1973 Porsche 911 Carrera RS 2.7 Touring
Sold For $467,000Inclusive of applicable buyer's fee.
- Matching chassis, engine, and gearbox
- One of 42 examples delivered in Bahia Red
- Only three registered owners from new
- Offered from long-term ownership since 1991
- Less than 81,000 original kilometers
In the custody of the current owner since 1991, this 911 Carrera RS was originally delivered to a Mr. Kurt Swigler, a resident of the lakeside community of Gwatt, Switzerland, on 19 April 1973. It was one of just 1,308 Touring (M472) versions of the widely acclaimed RS 2.7, and one of only 42 finished in Bahia Red (1313). It was trimmed with a black interior with charcoal carpeting and finished with wheel centers painted red to match the body. This was a very nicely optioned example, ordered with an electric sunroof (M650), power windows (M651), Sport seats upholstered in black leatherette and Perlon corduroy and fitted with stiffer springing on the driver’s side (M405), a pair of headrests (M258), a limited-slip differential (M220), electric radio antenna and speaker package (M441), a pair of round under-bumper H3 white fog lamps (M458), and a Webasto gas heater (M060). A set of Pirelli tires was also specified.
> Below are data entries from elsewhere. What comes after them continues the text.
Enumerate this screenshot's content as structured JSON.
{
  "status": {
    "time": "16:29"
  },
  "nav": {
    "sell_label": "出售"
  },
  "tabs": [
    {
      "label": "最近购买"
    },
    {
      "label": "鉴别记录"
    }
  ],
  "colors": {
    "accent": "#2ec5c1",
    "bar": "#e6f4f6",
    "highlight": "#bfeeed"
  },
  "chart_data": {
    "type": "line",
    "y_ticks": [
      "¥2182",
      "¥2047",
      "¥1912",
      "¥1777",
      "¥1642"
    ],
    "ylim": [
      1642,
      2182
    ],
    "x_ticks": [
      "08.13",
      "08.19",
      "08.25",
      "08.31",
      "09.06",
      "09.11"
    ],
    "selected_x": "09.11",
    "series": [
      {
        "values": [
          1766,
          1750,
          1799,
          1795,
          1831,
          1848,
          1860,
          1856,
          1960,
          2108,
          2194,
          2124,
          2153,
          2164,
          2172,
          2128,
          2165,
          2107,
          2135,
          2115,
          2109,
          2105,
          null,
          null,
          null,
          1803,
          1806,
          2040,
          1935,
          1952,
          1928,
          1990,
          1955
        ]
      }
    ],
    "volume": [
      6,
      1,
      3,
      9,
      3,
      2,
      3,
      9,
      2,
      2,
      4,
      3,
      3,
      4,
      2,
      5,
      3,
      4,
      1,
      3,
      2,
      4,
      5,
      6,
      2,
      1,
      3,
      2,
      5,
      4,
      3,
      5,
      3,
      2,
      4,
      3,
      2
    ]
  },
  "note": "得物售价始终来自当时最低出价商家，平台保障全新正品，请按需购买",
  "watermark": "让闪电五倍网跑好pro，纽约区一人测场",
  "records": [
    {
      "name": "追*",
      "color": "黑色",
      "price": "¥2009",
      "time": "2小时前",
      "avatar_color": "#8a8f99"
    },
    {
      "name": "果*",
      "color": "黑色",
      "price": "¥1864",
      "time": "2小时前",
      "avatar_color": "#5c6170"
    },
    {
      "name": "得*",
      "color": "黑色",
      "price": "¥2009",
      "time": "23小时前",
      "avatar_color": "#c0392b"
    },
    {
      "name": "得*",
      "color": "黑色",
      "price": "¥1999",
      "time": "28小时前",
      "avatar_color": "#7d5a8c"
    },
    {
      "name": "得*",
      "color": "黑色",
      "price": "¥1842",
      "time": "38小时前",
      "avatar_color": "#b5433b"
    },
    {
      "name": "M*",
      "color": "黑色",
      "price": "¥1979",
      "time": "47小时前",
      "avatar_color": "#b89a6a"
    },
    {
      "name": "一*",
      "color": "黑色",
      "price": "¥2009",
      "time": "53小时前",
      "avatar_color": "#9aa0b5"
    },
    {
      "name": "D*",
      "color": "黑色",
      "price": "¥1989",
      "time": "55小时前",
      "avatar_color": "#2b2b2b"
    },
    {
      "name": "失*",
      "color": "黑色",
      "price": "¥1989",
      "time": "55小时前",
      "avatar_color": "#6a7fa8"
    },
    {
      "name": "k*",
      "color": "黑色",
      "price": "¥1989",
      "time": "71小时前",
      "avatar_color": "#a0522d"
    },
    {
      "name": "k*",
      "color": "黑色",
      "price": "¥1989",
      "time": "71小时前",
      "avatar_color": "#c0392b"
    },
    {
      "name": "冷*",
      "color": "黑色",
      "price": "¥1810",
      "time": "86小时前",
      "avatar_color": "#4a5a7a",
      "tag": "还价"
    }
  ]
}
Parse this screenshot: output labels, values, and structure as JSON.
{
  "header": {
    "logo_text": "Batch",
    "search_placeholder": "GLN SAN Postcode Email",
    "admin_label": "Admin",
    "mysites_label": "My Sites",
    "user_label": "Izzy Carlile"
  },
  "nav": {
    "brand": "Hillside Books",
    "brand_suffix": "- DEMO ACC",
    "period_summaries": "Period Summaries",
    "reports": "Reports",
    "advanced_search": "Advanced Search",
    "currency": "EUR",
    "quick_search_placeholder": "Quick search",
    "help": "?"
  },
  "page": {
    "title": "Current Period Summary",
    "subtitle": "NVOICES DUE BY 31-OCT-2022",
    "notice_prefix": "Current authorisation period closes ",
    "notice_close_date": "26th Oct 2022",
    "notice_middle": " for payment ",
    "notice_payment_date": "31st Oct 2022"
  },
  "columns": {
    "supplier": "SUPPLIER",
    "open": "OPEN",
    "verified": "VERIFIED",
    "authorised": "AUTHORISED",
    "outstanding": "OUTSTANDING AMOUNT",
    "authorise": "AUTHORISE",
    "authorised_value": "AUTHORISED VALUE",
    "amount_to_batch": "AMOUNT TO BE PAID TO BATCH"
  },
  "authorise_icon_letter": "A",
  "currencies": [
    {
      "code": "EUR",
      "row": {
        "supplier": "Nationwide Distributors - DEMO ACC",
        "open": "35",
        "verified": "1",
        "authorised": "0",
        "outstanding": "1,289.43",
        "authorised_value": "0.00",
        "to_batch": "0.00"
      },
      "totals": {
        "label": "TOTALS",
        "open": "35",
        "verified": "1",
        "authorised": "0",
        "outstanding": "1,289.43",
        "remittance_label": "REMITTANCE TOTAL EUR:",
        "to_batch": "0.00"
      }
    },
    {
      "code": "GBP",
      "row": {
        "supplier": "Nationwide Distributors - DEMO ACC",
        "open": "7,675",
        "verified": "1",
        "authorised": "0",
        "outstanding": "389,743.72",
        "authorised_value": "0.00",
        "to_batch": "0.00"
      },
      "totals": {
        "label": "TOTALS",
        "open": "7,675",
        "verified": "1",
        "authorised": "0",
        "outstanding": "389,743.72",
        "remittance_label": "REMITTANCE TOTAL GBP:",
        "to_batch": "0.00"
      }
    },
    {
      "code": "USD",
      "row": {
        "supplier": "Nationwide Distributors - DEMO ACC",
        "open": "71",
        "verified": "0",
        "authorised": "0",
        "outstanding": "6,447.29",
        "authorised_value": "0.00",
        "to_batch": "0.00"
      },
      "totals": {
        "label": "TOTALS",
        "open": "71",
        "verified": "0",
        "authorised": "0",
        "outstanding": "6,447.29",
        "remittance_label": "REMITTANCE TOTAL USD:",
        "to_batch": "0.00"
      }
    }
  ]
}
Porsche built three series of the 911 Carrera RS 2.7. An initial series of 500 cars to Group 4 specification was required to homologate the company’s new Group 5 Special Grand Touring racer, the 911 RSR. There was so much demand for the RS that another 500 were put into production, and when orders continued to pour in, a third run was ordered. In all, there were 17 RSH homologation chassis, 200 M471 Sport (or “Lightweight”) cars, and the balance – 1,308 units – were M472 Touring versions that retained many comfort and convenience features of the standard 911 S. The RS 2.7 became instantly recognizable by its flared rear quarter panels necessary to accommodate wider rear wheels and larger tires, as well as its iconic rear burzel, or “ducktail” rear spoiler.
Documents accompanying this car indicate that it was sold by Mr. Swigler to British classic car dealer David Alston of Milton Keynes in early 1989. Soon afterward, it was sold to a Mr. R. Jaynes of London. Mr. Jaynes enjoyed the car for three years before selling it to another London-area exotic car dealer, Mark Pullicino Classics. An inspection of the car at 59,977 km deemed it “excellent and original.” On 10 June 1991, the current owner – then living in London – acquired the car from Pullicino, by which time it had accrued 65,600 km. In 1994 the current owner relocated to Waltham, Massachusetts, and arranged shipment of his Porsche to the U.S. through the Port of Houston, Texas, where it was picked up and remained with compliance specialist Wallace Testing Laboratories. The owner notes that “at 22 years of age, it was still a few years shy of legal importation as a classic car. On 11 April 1994, Wallace Labs obtained NTHSA approval that the car could be released to me. I had it transported to Massachusetts where it stayed until I moved to Arizona in October 2013.”
Soon after its arrival in Massachusetts, a new clutch was installed, along with modern oil-fed Carrera-type chain tensioners, new heat exchangers, and a new muffler. While the internal structural parts were found to be in good condition, a front fender and a left-hand door skin were replaced and repainted by West Foreign Auto Body of Natick, Massachusetts. This also required application of a new OEM black Carrera script. In 2012, the owner commissioned a full engine overhaul by European Performance Engineering, also in Natick.
A few comfort and convenience upgrades were made by the current owner, including replacement of the standard shift lever with a factory short-shift kit; the original parts were retained and will be included. The owner recently replaced the shift linkage coupler. The radio installed by the first owner has been replaced with an AM/FM/SW/cassette head and a pair of Pioneer speakers placed in the front kick panels. The gas heater is not operative and the sunroof cables may need replacement. The car will also be supplied with its correct collapsible spare wheel and tire with compressor, jack, a partial tool roll, an owner’s manual, and a folio of sales and maintenance invoices.
Here is a rare opportunity to acquire an authentic 911 Carrera RS that retains its original chassis, engine, and gearbox. While it displays the patina typical of an unrestored example, it offers its next owner the opportunity to drive the car as is or use it as the basis of a ground-up restoration. Bahia Red is an unusual color in the range of hues Porsche offered in that period and certainly stands out among the more commonly seen paint schemes. With relatively few kilometers added after its major mechanical rebuilds, this Carrera is ready to enjoy.